When the younger of the two again spoke, it was in a greatly altered tone, quieter, almost sinister.
“Politically, I don’t think you can afford not to do as we say. The risk, as you call it, lies entirely on the opposite side of the fence from where you would place it.”
“Just what is that supposed to mean?” snapped the Londoner, who had become so polished through the years that few would have guessed his roots.
“Very simple. The fact of the matter is this. Evidence has been planted—compelling evidence I might add, implicating you along with the SNP in the theft of the Stone of Scone . . . among other things.”
“You stole the Stone!” he exclaimed.
“I did not say that. I only say that you could very easily find yourself in a position you would be hard pressed to explain. And I do not mean as a mere accessory, but as the mastermind of the affair. It would ruin your career.”
“Don’t be ridiculous!”
“I wouldn’t risk it if I were you.”
“Are you actually trying to blackmail me?” he sneered. Around the edges of the sound, however, could be detected a hint of concern.
“It is such an ugly word. I would rather call it an understanding, an arrangement.”
“No one will believe a word of it.”
“Even if they don’t, they might believe the other, shall we say, items of interest we have compiled. There are photographs, you know. It really was rather careless of you. Now it is my turn to repeat your own words back to you—what do you think we are, amateurs?”
“If for no other reason, even if you discount our relationship, I would have thought better of you.”
“Tut, tut—all that’s beside the point now. We know what we are doing. Believe me, Scotland Yard will be extremely interested in what we have arranged to be found, if . . .”
The voice trailed off significantly.
“Bah—the thing’s absurd. Maybe I am willing to risk it—that’s how little I think of your amateurish threa
ts. And here I thought you . . .”
His voice halted in disgust.
“You owe me everything,” he began again. “It is I who put you where you are.”
“As I said, all that is beside the point now.”
“It is I who shall expose you . . . all of you. Scotland Yard will have you behind bars within twenty-four hours.”
He paused and stared across the table, shaking his head with disdain.
“I should have known,” he said. “I should have seen the deceit in your eyes all along. It’s clear enough now.”
He rose, then turned to go. Without another word he left the pub and strode angrily down the narrow cobbled street. His annoyance was directed as much toward himself for allowing himself to get mixed up with such people. One little lapse. Now he was in this pretty fix.
Within seconds he heard the door close. Feet ran behind him to catch up.
He did not turn around. His hired car was up ahead, parked along a lonely stretch of the roadway beside the deserted docks. Even now his pride did not allow him to apprehend his danger.
The footsteps slowed and drew alongside.
“You must change your mind,” said the familiar voice beside him.
“You’re daft!” he retorted, not slowing his step. “After this eye-opening little conversation, you couldn’t offer me enough. If you thought the votes of our party were for sale with such tactics, you were—”
They were the last words he ever uttered.

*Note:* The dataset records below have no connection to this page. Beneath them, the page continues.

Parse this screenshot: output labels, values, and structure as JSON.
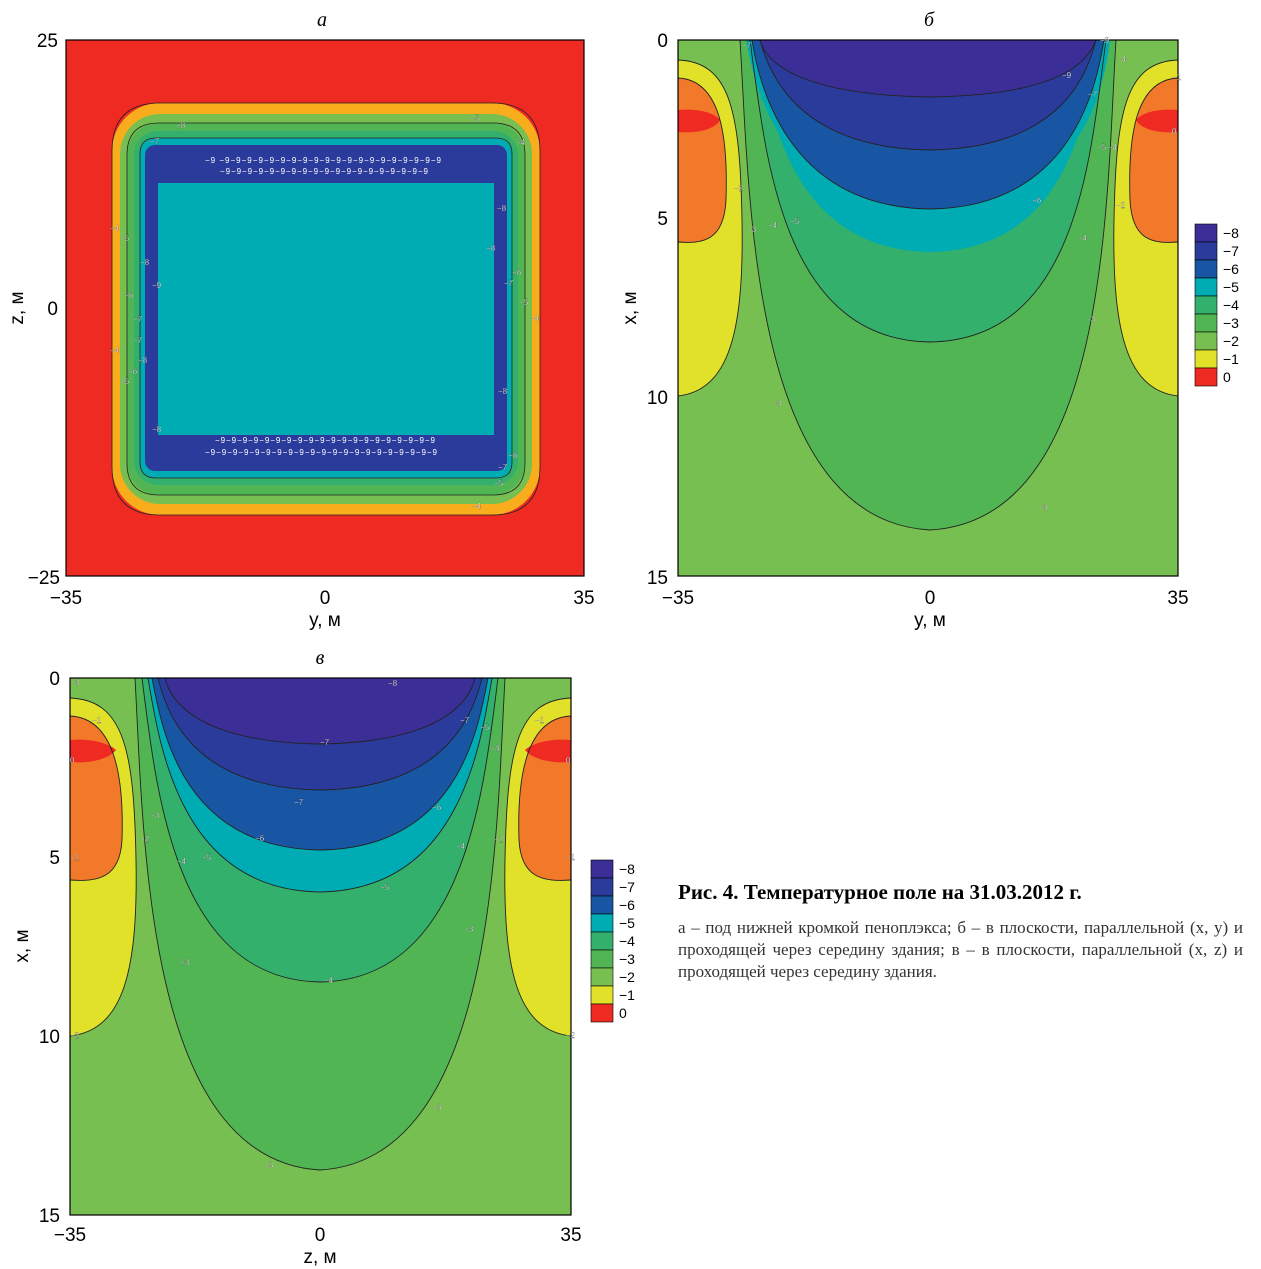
{
  "caption": {
    "title": "Рис. 4. Температурное поле на 31.03.2012 г.",
    "text": "а – под нижней кромкой пеноплэкса; б – в плоскости, параллельной (x, y) и проходящей через середину здания; в – в плоскости, параллельной (x, z) и проходящей через середину здания."
  },
  "colors": {
    "-8": "#3b2f97",
    "-7": "#2b3b9c",
    "-6": "#1856a4",
    "-5": "#00acb4",
    "-4": "#33b06c",
    "-3": "#52b553",
    "-2": "#76bf50",
    "-1": "#e2e12a",
    "0": "#f2792a",
    "1": "#ee2a23",
    "ring_a": "#f9ad1d"
  },
  "chart_data": [
    {
      "id": "a",
      "type": "heatmap",
      "title": "а",
      "xlabel": "y, м",
      "ylabel": "z, м",
      "xlim": [
        -35,
        35
      ],
      "ylim": [
        -25,
        25
      ],
      "xticks": [
        "−35",
        "0",
        "35"
      ],
      "yticks": [
        "25",
        "0",
        "−25"
      ],
      "description_levels": [
        0,
        -1,
        -2,
        -3,
        -4,
        -5,
        -8
      ],
      "contour_labels": [
        "−8",
        "−7",
        "−6",
        "−5",
        "−4",
        "−9"
      ]
    },
    {
      "id": "b",
      "type": "heatmap",
      "title": "б",
      "xlabel": "y, м",
      "ylabel": "x, м",
      "xlim": [
        -35,
        35
      ],
      "ylim": [
        15,
        0
      ],
      "xticks": [
        "−35",
        "0",
        "35"
      ],
      "yticks": [
        "0",
        "5",
        "10",
        "15"
      ],
      "contour_labels": [
        "−9",
        "−8",
        "−7",
        "−6",
        "−5",
        "−4",
        "−3",
        "−2",
        "−1",
        "0"
      ],
      "legend": [
        "−8",
        "−7",
        "−6",
        "−5",
        "−4",
        "−3",
        "−2",
        "−1",
        "0"
      ]
    },
    {
      "id": "c",
      "type": "heatmap",
      "title": "в",
      "xlabel": "z, м",
      "ylabel": "x, м",
      "xlim": [
        -35,
        35
      ],
      "ylim": [
        15,
        0
      ],
      "xticks": [
        "−35",
        "0",
        "35"
      ],
      "yticks": [
        "0",
        "5",
        "10",
        "15"
      ],
      "contour_labels": [
        "−8",
        "−7",
        "−6",
        "−5",
        "−4",
        "−3",
        "−2",
        "−1",
        "0"
      ],
      "legend": [
        "−8",
        "−7",
        "−6",
        "−5",
        "−4",
        "−3",
        "−2",
        "−1",
        "0"
      ]
    }
  ]
}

The razor-thin blade of an expensive Highland sgian dubh suddenly shot upward into his side and back, piercing two ribs and slicing through the back of the heart. He was dead instantly.

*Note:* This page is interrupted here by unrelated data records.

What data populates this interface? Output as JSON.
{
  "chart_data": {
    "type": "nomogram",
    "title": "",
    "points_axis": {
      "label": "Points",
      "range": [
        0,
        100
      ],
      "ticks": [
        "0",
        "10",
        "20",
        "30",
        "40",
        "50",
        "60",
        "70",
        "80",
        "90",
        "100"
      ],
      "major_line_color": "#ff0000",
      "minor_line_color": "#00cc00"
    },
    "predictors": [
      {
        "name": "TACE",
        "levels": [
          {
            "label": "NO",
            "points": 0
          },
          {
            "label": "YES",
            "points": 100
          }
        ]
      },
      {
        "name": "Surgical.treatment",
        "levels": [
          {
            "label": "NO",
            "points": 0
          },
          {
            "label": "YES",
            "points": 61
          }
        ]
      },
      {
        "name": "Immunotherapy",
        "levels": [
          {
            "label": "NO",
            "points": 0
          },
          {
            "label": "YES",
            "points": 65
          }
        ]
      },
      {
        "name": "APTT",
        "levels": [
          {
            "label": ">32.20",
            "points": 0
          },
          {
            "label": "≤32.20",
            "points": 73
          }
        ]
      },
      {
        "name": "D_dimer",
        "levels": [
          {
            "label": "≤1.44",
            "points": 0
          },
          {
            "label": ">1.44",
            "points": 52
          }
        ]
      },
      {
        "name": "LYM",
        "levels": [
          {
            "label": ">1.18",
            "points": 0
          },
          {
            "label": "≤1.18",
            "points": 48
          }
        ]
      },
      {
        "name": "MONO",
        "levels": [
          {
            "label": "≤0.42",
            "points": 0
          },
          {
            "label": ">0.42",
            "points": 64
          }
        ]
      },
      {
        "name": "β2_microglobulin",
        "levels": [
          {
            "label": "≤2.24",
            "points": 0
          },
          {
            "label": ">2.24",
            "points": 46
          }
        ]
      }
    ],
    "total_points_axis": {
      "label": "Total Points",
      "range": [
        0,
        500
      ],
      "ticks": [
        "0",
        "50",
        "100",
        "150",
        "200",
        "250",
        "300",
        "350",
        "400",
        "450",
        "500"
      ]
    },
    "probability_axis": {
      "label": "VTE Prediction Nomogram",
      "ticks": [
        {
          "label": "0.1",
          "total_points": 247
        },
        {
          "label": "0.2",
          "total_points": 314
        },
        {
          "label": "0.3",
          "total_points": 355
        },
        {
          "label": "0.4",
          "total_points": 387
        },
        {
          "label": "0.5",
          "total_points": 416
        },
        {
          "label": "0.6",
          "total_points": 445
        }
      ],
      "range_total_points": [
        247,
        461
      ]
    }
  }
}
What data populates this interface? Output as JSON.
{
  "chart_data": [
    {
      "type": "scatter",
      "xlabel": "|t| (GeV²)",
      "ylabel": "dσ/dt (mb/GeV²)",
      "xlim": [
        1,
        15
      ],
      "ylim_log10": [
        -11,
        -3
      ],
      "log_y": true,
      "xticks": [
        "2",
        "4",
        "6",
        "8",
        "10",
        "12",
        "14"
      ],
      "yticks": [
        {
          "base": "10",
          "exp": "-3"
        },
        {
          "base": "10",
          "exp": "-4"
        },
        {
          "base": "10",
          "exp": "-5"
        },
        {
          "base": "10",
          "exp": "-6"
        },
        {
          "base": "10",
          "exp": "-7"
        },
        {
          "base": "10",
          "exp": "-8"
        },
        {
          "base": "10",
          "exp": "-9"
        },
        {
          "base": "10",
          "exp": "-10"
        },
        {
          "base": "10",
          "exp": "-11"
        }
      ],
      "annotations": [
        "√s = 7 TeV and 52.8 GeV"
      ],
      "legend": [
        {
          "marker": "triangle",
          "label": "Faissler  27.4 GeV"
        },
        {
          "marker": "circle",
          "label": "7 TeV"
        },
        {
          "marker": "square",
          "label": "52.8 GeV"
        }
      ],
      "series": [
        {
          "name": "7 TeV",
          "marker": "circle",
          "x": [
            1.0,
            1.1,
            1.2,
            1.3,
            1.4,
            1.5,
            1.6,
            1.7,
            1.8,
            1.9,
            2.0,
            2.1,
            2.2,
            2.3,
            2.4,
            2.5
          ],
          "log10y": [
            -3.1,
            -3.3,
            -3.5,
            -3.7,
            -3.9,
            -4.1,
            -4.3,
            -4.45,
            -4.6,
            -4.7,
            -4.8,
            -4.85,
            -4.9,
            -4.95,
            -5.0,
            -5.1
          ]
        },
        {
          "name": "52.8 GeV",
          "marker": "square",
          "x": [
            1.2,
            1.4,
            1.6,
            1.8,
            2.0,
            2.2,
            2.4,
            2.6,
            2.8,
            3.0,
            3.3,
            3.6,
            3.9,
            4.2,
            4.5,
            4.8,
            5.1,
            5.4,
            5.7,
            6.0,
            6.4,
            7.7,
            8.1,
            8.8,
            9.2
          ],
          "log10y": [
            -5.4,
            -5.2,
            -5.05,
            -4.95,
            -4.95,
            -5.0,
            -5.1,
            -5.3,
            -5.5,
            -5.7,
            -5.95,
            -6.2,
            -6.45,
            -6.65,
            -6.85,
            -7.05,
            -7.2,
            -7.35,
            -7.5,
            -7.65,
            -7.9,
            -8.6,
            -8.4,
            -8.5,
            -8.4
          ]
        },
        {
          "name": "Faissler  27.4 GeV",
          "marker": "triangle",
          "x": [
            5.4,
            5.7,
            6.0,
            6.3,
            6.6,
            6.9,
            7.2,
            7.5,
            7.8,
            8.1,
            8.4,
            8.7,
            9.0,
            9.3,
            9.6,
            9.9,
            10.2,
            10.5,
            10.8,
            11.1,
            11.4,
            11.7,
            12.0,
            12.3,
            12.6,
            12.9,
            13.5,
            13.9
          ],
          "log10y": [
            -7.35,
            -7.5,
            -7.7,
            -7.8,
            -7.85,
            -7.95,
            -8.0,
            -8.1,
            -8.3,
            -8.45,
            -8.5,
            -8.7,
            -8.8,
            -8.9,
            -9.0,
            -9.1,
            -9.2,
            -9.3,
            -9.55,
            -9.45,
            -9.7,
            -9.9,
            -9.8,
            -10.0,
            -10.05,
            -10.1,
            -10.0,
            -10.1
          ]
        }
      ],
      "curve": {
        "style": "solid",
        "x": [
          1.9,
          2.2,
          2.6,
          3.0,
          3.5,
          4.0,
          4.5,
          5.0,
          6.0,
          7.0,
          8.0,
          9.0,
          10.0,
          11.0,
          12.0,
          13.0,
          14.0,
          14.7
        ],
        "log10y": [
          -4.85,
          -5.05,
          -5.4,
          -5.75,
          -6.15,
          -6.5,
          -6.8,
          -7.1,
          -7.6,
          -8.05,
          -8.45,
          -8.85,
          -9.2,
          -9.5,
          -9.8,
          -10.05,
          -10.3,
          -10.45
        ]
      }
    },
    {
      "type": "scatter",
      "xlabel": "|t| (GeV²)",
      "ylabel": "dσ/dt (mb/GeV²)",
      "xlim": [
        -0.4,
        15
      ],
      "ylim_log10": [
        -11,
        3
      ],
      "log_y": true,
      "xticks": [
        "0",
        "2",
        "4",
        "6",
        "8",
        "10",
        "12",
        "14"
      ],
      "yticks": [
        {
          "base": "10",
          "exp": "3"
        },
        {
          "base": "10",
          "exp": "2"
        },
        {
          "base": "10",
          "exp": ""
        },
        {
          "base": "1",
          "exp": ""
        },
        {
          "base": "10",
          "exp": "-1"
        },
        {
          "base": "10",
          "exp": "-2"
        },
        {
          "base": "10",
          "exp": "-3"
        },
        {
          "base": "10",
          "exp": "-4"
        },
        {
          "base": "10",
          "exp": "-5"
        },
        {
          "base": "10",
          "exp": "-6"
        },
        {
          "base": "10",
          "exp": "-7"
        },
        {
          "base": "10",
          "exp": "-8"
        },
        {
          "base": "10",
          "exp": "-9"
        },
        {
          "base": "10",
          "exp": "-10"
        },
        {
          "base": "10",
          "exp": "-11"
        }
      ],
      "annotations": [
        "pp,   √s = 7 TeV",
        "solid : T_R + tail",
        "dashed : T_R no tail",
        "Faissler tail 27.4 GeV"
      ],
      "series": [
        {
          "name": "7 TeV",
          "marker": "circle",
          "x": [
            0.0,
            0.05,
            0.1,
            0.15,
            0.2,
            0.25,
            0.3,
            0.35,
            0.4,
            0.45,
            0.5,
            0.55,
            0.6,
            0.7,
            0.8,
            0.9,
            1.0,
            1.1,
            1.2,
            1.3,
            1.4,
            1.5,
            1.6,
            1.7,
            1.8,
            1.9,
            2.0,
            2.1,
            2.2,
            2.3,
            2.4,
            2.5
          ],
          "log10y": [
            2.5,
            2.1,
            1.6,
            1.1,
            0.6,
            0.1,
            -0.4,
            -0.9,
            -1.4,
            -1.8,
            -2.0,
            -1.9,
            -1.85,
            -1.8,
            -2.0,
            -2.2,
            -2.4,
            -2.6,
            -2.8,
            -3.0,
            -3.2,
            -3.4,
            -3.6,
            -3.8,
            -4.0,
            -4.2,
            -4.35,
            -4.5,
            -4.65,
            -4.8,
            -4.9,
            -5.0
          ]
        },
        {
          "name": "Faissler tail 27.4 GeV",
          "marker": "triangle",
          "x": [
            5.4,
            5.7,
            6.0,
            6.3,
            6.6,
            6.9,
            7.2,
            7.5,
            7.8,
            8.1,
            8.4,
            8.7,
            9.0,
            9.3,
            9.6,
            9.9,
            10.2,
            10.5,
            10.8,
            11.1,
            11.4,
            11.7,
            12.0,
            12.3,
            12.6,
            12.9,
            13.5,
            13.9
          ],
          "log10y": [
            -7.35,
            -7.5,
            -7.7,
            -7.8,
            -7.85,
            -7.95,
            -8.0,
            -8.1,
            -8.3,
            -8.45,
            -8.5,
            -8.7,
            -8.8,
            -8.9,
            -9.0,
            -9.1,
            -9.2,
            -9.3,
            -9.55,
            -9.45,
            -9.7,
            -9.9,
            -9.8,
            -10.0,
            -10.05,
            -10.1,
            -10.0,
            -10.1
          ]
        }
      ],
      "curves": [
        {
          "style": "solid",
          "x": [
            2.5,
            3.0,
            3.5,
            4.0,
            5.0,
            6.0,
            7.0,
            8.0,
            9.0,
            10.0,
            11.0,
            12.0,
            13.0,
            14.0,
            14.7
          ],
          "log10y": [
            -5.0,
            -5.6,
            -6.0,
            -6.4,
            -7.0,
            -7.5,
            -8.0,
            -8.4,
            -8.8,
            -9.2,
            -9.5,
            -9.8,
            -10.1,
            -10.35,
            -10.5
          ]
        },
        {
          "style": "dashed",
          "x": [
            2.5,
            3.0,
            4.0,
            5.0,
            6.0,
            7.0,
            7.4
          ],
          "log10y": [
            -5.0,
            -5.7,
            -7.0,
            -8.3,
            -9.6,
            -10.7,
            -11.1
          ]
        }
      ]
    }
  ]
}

Even before he had a chance to slump, the killer shoved the still-erect body off the embankment along which they had been walking. It tumbled with more a plop than a splash into the grimy waters below.
The thin figure above continued walking as if nothing had happened. Out of sight below, the body slipped silently into the slow black current of the River Dee and floated away in the direction of the sea.